Chancellor George Osborne will tomorrow reveal the outcome of the latest comprehensive spending review. But what is it, and what does it mean for schools?


What does a spending review involve?

Spending reviews involve individual government departments putting together plans to find efficiency savings, usually based on a mandated rate set by the Treasury itself.

In this instance, secretaries of state were asked for two plans – one to save 25 per cent, another to save 40 per cent.

Tomorrow we will find out the exact level of budget cuts that each department faces.

The last spending review, in 2010, planned for a 19 per cent average cut in departmental budgets over four years, but protected school funding.


Why is it happening now?

The outcome of this spending review will coincide with the Chancellor’s autumn statement, which is delivered every year.


When exactly will we find out what’s in it?

The Chancellor will make his announcements tomorrow in the House of Commons at 12.30pm. We will be live-tweeting the relevant bits here.


What does it mean for schools?

Although the Conservatives pledged ahead of the election to protect per-pupil funding, regardless of increases in pupil numbers, the impact of cuts on other parts of the Department for Education’s budget could be severe.

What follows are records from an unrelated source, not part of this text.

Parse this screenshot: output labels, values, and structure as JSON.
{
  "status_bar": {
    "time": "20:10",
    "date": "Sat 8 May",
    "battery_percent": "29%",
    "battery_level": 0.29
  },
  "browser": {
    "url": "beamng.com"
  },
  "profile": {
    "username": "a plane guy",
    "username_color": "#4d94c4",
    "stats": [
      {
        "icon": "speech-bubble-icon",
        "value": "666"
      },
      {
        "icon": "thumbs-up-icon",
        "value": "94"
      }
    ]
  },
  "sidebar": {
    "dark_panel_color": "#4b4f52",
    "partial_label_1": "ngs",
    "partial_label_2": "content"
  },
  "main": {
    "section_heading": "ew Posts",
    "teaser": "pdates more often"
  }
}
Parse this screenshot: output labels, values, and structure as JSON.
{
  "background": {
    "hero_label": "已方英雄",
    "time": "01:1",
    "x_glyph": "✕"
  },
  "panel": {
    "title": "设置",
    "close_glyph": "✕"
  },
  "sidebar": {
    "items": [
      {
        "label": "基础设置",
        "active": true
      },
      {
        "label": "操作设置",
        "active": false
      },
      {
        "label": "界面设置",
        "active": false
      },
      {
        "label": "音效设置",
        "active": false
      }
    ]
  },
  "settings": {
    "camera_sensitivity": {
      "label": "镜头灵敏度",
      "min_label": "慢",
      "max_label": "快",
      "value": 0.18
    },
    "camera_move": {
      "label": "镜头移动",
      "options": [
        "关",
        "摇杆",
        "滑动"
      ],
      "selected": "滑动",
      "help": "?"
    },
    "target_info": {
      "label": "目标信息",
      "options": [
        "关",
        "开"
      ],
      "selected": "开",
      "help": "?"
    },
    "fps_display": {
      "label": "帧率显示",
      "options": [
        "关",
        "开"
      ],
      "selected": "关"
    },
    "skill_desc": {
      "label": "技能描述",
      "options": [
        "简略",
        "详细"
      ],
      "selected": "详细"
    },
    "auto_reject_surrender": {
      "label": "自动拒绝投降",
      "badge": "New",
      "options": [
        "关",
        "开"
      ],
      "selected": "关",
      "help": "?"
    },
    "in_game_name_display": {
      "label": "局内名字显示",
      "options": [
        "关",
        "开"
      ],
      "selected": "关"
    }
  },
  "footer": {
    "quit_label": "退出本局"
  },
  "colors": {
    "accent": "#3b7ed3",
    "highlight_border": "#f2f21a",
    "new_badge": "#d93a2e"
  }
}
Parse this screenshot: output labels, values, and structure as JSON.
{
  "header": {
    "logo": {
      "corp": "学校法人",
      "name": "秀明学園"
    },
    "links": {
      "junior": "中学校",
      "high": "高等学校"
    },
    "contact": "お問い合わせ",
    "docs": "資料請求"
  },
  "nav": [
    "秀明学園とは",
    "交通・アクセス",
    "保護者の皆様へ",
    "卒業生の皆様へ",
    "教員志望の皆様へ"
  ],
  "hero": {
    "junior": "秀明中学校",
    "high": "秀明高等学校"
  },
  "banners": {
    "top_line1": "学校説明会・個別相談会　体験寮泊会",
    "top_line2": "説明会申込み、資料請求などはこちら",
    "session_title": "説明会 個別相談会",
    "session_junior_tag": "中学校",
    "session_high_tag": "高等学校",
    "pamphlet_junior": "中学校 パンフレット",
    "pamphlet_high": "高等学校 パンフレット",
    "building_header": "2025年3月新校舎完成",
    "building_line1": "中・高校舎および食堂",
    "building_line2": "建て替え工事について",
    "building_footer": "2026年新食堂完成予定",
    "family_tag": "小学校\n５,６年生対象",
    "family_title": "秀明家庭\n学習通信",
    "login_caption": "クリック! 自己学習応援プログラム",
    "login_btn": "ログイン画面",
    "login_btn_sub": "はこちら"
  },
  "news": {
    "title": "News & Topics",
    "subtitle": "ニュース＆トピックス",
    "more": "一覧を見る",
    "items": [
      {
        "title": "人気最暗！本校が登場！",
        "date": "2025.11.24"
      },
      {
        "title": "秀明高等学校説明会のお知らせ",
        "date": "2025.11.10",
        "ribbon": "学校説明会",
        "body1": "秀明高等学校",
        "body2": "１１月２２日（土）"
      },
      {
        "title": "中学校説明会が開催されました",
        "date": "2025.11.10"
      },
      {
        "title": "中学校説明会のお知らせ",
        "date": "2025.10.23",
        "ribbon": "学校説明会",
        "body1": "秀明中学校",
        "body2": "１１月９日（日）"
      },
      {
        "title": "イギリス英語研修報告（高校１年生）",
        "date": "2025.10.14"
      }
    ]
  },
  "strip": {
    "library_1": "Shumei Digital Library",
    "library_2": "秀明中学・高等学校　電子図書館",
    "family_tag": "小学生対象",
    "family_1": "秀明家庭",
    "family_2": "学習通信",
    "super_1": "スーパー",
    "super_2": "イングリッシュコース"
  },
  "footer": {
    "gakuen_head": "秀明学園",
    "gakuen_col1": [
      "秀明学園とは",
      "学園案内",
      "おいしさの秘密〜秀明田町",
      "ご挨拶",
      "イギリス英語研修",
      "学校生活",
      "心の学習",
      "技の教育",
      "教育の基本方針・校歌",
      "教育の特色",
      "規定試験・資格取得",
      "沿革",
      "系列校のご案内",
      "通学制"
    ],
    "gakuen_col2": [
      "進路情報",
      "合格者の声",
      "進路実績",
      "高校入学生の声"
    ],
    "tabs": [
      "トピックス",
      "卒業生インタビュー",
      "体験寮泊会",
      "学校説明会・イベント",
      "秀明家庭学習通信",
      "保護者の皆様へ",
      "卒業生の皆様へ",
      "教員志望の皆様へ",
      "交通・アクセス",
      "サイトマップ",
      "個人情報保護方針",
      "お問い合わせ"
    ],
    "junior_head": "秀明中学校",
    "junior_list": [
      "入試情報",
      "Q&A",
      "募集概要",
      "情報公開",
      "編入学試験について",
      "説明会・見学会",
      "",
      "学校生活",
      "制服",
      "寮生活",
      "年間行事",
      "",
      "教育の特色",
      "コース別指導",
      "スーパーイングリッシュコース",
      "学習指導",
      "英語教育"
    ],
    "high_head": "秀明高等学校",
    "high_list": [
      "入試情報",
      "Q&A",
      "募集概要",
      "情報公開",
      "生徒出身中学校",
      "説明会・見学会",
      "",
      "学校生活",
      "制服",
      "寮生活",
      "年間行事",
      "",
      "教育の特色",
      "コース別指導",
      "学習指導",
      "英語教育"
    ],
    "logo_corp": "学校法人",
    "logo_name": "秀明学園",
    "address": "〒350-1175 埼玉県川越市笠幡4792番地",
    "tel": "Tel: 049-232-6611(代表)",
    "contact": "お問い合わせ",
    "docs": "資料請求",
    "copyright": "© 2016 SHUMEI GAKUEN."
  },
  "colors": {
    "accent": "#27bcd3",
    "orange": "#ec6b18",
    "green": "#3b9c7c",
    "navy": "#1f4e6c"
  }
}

It seems certain that a fairer funding formula will be mentioned. This is nothing new, and has been the subject of cross-party campaigns for years. Campaigners for fairer funding have been told by ministers to expect good news, so an announcement is expected.

It is unknown what level of detail will be revealed. Last year, the government ‘topped up’ the school funding in some areas through a £390m grant to make it more equal. Children’s minister Sam Gyimah has said the government wants to ‘go further‘ than this in its reforms.

Whether or not we will find out exactly how far tomorrow remains to be seen.